As the magazine attempted to reinvent itself, however, it sowed the seeds of its downfall. In the same issue the journal was re-christened LM, editor Mick Hume published an article by German journalist Thomas Deichmann which claimed that British Independent Television News (ITN) had fabricated its dramatic discovery in 1992 of prisoners held by the Bosnian Serbs. "The picture that fooled the world" argued that ITN's footage, in which emaciated Bosnian Muslim men clung to barbed wire, showed not a detention centre, as ITN maintained, but "a safe haven for refugees." [4].

The publishers of LM, Informinc (LM) ltd., were promptly sued for libel by ITV and in March 2000 the magazine was forced to close. Reporters Penny Marshall (UK journalist) and Ian Williams were each awarded £150,000 over the "L.M." story and the magazine was also ordered to pay £75,000 for libelling ITN in a February 1997 article.[5] The network now lives on in its current media incarnations, the Institute of Ideas and web magazine Spiked Online, edited by Brendan O'Neill. LM and its successor organisations continue to espouse a range of libertarian views, though they continue to regard themselves as "left wing". [6]

By Valuethinker (not verified) on 30 Mar 2007 #permalink

Bully for you Tim.
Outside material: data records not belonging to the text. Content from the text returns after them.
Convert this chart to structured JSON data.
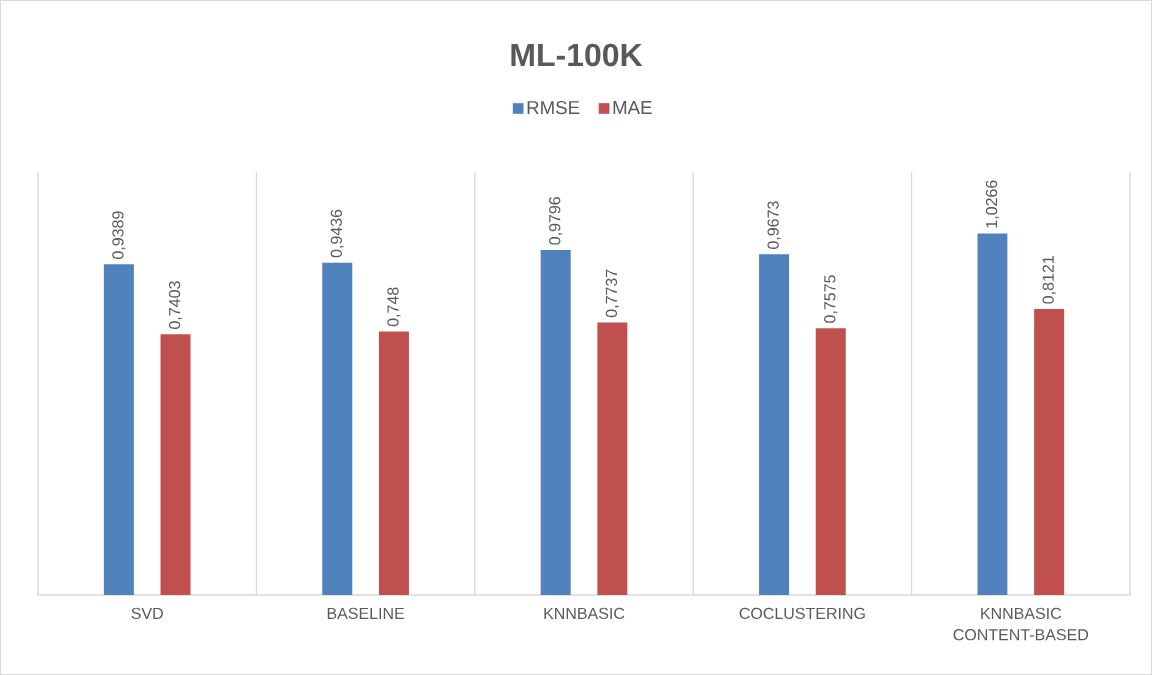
{
  "chart_data": {
    "type": "bar",
    "title": "ML-100K",
    "categories": [
      "SVD",
      "BASELINE",
      "KNNBASIC",
      "COCLUSTERING",
      "KNNBASIC CONTENT-BASED"
    ],
    "series": [
      {
        "name": "RMSE",
        "color": "#4f81bd",
        "values": [
          0.9389,
          0.9436,
          0.9796,
          0.9673,
          1.0266
        ],
        "value_labels": [
          "0,9389",
          "0,9436",
          "0,9796",
          "0,9673",
          "1,0266"
        ]
      },
      {
        "name": "MAE",
        "color": "#c0504d",
        "values": [
          0.7403,
          0.748,
          0.7737,
          0.7575,
          0.8121
        ],
        "value_labels": [
          "0,7403",
          "0,748",
          "0,7737",
          "0,7575",
          "0,8121"
        ]
      }
    ],
    "ylim": [
      0,
      1.2
    ],
    "grid": "x",
    "legend": "top",
    "tick_labels": "x"
  }
}
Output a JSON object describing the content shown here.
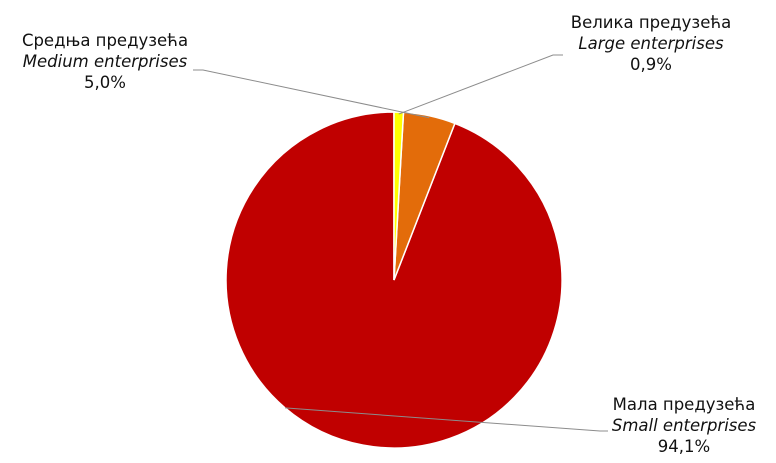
{
  "chart_data": {
    "type": "pie",
    "series": [
      {
        "values": [
          94.1,
          5.0,
          0.9
        ],
        "colors": [
          "#c00000",
          "#e36c0a",
          "#ffff00"
        ]
      }
    ],
    "slices": [
      {
        "name_sr": "Мала предузећа",
        "name_en": "Small enterprises",
        "value": 94.1,
        "label": "94,1%",
        "color": "#c00000"
      },
      {
        "name_sr": "Средња предузећа",
        "name_en": "Medium enterprises",
        "value": 5.0,
        "label": "5,0%",
        "color": "#e36c0a"
      },
      {
        "name_sr": "Велика предузећа",
        "name_en": "Large enterprises",
        "value": 0.9,
        "label": "0,9%",
        "color": "#ffff00"
      }
    ],
    "start_angle_deg": 0,
    "direction": "counterclockwise",
    "slice_border_color": "#ffffff",
    "leader_line_color": "#8c8c8c"
  }
}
Without the large number of sycophantic cheerleaders, the peer reviewed (peer, in this context, obviously meaning ideologically sympathetic) probably would not get the world changing status they crave.

As anyone who has a little knowledge, of human behaviour and the amount of "dirty" coal in China and India, can see, the rate of CO2 spewed into the atmosphere is not going to abate anytime soon. Of course that's forgetting all the Kyoto targets that have not been achieved and all those new Yankee, coal fired power stations, still coming on line, now and into the future.

That almost certain median term scenario will give even the simplest layman the opportunity to test the accuracy of today's climate models. Let's hope they work in reverse, just in case the non-anthropogenic global warming believers, such as the Russian Abdussamatov, are on the money and the "big freeze" does start in 2012 , with 2040 expected to be a particularly cold year. In that case we might all be heading south for golf or for beaches with bikini clad women.